HIV/AIDS payments, in particular, are under the microscope.
The new Patient-Driven Payment Model, or PDPM, makes radical changes to the Medicare payment model for nursing homes. One of the largest changes is the reimbursement rate for services provided to HIV and AIDS patients.
In 2016, there were 15,807 deaths among people with diagnosed HIV in the United States. This would equate to one death for every nursing home in the country.
The new PDPM system increases nursing home payments for HIV patients in two ways. First, one of the six payment categories under PDPM is for “non-therapy adjustments,” or NTAs. The NTA payment is composed of a base payment of $76.86 per day for rural skilled nursing facilities (SNFs) and $80.45 per day for urban SNFs. The base rate is then multiplied by the case mix index (CMI). Here is where the first big bump comes. The CMI runs from a low of 0 to a high of 3.25. A 3.25 CMI add on equates to a $260 per day add-on. The NTA add-on is computed by applying a weighted score for certain diagnoses. Each qualifying diagnosis has a score between 1 and 8. The full 3.25 add-on requires a cumulative score of 16 points. HIV has the highest score of 8 for a single diagnosis. Considering other diagnoses in the list that HIV patients are likely to have, most HIV patients will have a full NTA count of 16.

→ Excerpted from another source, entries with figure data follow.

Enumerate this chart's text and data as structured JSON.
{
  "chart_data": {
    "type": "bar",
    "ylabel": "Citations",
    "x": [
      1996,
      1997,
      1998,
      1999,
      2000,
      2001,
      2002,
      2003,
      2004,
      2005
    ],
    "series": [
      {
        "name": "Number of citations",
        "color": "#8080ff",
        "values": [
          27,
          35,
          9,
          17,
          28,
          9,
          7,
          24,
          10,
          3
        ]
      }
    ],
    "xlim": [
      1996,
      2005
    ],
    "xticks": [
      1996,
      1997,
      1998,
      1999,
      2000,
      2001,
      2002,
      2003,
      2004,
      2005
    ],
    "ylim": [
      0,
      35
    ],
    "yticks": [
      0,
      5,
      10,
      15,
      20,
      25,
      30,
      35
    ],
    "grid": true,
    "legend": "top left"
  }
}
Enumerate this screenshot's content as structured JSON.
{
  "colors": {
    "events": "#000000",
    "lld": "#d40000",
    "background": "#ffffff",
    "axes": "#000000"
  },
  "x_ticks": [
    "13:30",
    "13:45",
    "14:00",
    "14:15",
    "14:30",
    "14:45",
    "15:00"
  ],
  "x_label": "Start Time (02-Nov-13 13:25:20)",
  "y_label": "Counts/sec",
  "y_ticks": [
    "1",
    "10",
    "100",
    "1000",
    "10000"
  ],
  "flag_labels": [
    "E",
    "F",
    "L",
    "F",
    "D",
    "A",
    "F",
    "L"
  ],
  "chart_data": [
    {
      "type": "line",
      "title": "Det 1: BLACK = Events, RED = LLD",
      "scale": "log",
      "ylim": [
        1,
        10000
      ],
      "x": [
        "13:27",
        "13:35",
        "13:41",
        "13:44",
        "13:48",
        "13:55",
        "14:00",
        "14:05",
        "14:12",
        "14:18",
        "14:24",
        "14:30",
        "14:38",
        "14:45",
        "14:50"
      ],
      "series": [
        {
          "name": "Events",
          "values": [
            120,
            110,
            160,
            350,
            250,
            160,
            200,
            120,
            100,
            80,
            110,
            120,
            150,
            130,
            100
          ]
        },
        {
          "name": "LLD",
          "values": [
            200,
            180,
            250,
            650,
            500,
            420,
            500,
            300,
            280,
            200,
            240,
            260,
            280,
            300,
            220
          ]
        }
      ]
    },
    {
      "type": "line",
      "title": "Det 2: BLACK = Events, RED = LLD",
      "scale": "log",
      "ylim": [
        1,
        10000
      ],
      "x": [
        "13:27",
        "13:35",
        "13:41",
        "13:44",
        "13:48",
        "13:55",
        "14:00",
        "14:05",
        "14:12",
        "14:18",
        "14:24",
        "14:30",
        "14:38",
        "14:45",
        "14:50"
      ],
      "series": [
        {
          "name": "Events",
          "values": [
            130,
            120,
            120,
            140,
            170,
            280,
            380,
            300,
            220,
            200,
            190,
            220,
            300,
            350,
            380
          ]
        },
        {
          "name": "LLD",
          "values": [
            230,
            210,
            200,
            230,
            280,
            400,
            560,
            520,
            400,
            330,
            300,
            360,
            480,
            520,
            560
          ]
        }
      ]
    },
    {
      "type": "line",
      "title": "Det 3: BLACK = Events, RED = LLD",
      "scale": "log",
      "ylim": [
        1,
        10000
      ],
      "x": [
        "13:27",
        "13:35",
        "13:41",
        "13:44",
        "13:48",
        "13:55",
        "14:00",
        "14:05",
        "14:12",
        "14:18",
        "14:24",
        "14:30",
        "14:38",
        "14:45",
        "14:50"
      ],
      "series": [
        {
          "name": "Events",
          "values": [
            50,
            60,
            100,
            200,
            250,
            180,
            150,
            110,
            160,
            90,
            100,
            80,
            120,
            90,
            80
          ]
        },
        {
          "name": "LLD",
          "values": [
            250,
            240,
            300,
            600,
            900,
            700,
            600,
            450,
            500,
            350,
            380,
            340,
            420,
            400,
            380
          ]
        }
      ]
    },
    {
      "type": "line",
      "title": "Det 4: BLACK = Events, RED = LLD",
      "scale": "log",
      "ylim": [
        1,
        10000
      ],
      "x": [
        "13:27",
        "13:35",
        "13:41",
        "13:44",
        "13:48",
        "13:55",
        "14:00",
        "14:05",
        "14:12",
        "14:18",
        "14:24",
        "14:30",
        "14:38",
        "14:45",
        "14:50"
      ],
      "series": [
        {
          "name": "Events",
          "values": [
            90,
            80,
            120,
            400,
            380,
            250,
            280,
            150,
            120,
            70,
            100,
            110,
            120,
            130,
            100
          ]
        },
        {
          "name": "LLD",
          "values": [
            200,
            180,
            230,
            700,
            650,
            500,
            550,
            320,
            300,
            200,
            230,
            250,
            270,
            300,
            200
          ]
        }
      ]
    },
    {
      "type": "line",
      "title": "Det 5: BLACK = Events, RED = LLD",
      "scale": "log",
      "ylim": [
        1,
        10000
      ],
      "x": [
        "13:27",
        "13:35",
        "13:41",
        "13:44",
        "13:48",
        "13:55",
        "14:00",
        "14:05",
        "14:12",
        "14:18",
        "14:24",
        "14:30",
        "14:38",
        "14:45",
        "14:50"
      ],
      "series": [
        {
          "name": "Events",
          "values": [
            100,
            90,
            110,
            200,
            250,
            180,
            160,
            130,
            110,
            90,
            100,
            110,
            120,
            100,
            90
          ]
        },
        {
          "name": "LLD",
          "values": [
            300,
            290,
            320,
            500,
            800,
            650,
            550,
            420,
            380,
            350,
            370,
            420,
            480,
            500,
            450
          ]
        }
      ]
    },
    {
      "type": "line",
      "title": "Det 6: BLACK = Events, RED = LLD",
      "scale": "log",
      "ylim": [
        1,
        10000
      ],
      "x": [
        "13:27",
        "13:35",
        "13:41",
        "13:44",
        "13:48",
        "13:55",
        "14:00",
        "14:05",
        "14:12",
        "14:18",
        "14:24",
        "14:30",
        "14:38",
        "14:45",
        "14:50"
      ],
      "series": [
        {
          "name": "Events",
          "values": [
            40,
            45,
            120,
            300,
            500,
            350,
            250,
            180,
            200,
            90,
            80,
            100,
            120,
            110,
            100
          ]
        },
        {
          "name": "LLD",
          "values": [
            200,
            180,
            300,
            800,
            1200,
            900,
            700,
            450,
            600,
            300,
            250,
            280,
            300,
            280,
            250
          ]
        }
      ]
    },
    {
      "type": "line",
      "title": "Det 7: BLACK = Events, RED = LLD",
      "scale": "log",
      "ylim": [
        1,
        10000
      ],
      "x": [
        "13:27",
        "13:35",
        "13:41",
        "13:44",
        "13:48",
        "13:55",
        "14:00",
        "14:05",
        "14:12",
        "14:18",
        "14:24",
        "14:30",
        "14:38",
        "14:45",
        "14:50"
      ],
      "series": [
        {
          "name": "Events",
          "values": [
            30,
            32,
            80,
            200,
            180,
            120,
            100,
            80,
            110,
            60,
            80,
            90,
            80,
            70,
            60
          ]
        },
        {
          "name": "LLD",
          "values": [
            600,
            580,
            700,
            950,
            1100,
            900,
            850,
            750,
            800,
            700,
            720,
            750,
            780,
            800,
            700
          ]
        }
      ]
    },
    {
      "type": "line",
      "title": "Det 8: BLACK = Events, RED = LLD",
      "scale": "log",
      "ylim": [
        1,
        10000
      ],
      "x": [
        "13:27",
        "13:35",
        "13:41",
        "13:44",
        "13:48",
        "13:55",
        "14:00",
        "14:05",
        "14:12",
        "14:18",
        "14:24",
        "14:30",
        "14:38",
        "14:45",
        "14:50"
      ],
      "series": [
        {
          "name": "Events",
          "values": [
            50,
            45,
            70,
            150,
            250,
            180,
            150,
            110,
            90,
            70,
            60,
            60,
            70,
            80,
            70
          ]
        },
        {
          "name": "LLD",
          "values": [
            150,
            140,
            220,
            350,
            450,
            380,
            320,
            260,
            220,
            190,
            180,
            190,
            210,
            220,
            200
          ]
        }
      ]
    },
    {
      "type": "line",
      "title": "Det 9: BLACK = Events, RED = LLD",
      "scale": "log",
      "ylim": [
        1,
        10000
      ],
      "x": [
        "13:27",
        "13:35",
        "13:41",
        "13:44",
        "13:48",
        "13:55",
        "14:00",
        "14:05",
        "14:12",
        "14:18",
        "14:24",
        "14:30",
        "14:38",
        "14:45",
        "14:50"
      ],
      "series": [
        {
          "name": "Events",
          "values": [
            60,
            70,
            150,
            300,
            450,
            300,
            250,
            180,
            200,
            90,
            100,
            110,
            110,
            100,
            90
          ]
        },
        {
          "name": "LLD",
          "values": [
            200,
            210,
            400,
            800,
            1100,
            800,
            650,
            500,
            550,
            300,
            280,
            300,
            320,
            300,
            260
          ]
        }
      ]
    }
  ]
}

In addition, another of the six payment categories, nursing, gets an HIV add-on of 18 percent. This alone adds another approximately $20 per day.
Does this shift from physical, occupational, and speech therapy driving reimbursement to certain diagnoses driving reimbursement make sense? Maybe.
It gets murkier as we get into diagnoses such as depression driving reimbursement.
Recently I was talking to a fellow contributor to ICD10monitor, Glenn Krauss, and I think he hit the real point. Nursing home medical records are generally terrible. Moreover, nursing homes were passed over when the Health Information Technology for Economic and Clinical Health (HITECH) Act provided financial incentives for physicians and hospitals to move to electronic medical records. Documenting HIV is not that complicated, and may only require carrying over the diagnosis from the acute hospital record.
Many of the other diagnoses required for PDPM will have to come from and agree to medical records. The problem is exacerbated by the software currently used to compile the Minimum Data Set, or MDS, which drives nursing home billing. Most MDS systems are point-and-click, and MDS coordinators may click on things they believe to be true but are not captured in the medical record.
Nursing homes that fail to improve their medical records are going to face huge losses in revenue and compliance issues.